The office market has been one of the most disrupted due to COVID-19 lockdowns forcing staff out of the CBDs to work from home. While some states embraced the return to work quickly, it has been a longer grind for markets such as Sydney who are now faced with businesses developing hybrid working models, sparking the question: What will the future office look like?

Despite the changing accommodation needs by many businesses, this has not put a dampener on demand to purchase office assets. A combination of low interest rates, high equity levels, lending availability, and the desire to diversify has seen a large increase in investment demand by private buyers, owner occupiers, and self-managed super funds into affordable office offerings.

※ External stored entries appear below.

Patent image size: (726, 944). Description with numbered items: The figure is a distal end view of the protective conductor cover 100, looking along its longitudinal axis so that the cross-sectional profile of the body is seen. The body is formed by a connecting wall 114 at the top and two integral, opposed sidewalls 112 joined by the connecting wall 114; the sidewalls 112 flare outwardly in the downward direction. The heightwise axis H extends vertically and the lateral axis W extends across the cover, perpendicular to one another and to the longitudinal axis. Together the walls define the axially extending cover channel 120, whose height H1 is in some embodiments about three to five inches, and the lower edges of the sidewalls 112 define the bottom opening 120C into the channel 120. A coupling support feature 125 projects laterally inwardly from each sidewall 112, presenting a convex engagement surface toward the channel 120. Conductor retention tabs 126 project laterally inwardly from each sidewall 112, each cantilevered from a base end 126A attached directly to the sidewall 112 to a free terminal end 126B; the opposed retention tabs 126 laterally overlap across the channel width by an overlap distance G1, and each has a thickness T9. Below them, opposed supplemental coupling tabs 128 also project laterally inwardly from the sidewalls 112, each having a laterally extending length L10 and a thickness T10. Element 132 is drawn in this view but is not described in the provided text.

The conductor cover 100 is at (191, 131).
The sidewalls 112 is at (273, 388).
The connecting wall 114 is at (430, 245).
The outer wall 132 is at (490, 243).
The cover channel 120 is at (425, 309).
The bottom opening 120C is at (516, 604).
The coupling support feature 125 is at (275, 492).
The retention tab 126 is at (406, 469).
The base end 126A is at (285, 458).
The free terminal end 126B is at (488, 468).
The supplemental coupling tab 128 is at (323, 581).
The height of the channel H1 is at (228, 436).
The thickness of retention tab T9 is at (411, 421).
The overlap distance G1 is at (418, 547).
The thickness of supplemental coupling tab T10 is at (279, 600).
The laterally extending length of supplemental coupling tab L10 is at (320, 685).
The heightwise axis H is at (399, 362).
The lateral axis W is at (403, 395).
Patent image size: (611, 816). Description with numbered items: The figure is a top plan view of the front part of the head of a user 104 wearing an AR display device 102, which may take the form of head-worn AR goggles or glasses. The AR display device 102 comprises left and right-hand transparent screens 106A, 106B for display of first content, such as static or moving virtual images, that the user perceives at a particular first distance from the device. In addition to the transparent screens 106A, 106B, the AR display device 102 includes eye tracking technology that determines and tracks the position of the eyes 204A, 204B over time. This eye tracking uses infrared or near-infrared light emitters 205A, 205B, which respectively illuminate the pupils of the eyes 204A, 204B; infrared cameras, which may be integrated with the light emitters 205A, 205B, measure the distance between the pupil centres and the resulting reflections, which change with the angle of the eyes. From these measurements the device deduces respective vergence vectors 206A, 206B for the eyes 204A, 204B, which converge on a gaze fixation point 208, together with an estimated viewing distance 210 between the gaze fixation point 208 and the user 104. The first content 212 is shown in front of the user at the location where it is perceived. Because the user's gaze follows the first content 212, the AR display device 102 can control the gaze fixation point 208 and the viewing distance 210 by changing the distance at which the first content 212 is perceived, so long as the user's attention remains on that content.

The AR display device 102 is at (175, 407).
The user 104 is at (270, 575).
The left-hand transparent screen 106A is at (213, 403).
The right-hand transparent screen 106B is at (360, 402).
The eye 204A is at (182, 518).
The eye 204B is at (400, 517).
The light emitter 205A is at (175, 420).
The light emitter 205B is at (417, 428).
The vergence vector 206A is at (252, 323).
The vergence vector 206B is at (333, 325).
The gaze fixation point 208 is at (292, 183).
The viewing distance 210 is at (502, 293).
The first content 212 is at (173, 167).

Premium and A grade properties have been actively pursued by both domestic and offshore groups who see the long-term confidence and value in these trophy assets despite the current uncertainty. The flight to quality has been high with enquiry and take up elevated for these assets given the competitive terms and incentives on offer
together with their flexible working spaces aligned with changing attitudes towards office space. This has resulted in B grade assets growing their vacancies to the highest of all quality grades in Sydney at 11.3 per cent. So, what will this mean for secondary grade assets going forward?

While larger tenants may be gravitating towards this type of accommodation, smaller businesses have continued to seek out traditional office options driving investment into the smaller strata end of the market. Sydney CBD strata sales volumes grew to over $320million in 2021, a 120 per cent increase compared to 2020, with leased assets hotly contested by these private buyers pushing yields well below 5.5 per cent.

Despite effective rental growth being down, we have seen some businesses wanting more control across their future accommodation needs. Owner-occupiers purchasing via their self-managed super funds has increased, resulting in strong levels of growth in capital values, up 6.01 per cent on the year to $14,311/sqm.

The strata office market has historically offered small accommodation options in the sub 100sqm size range, this offered affordability for the private investor who had dominated investment, however, over the last year we have seen the average size grow to 147sqm which is indicative of a greater owner-occupier purchaser profile. As such, there has been a new benchmark set for average deal size to $2.1million. While this is well up on prior years, it still represents affordability for investors particularly those seeking their first foray into commercial property.

Over the first two months of 2022, we have not seen this investment appetite wane with over $10million changing hands with average values moving closer to $14,700/sqm. The current uncertainty in the office marketplace and the staff’s slow return to the CBD has not deterred buyers in this price range who continue their quest to secure commercial assets either as investment or for their own occupation.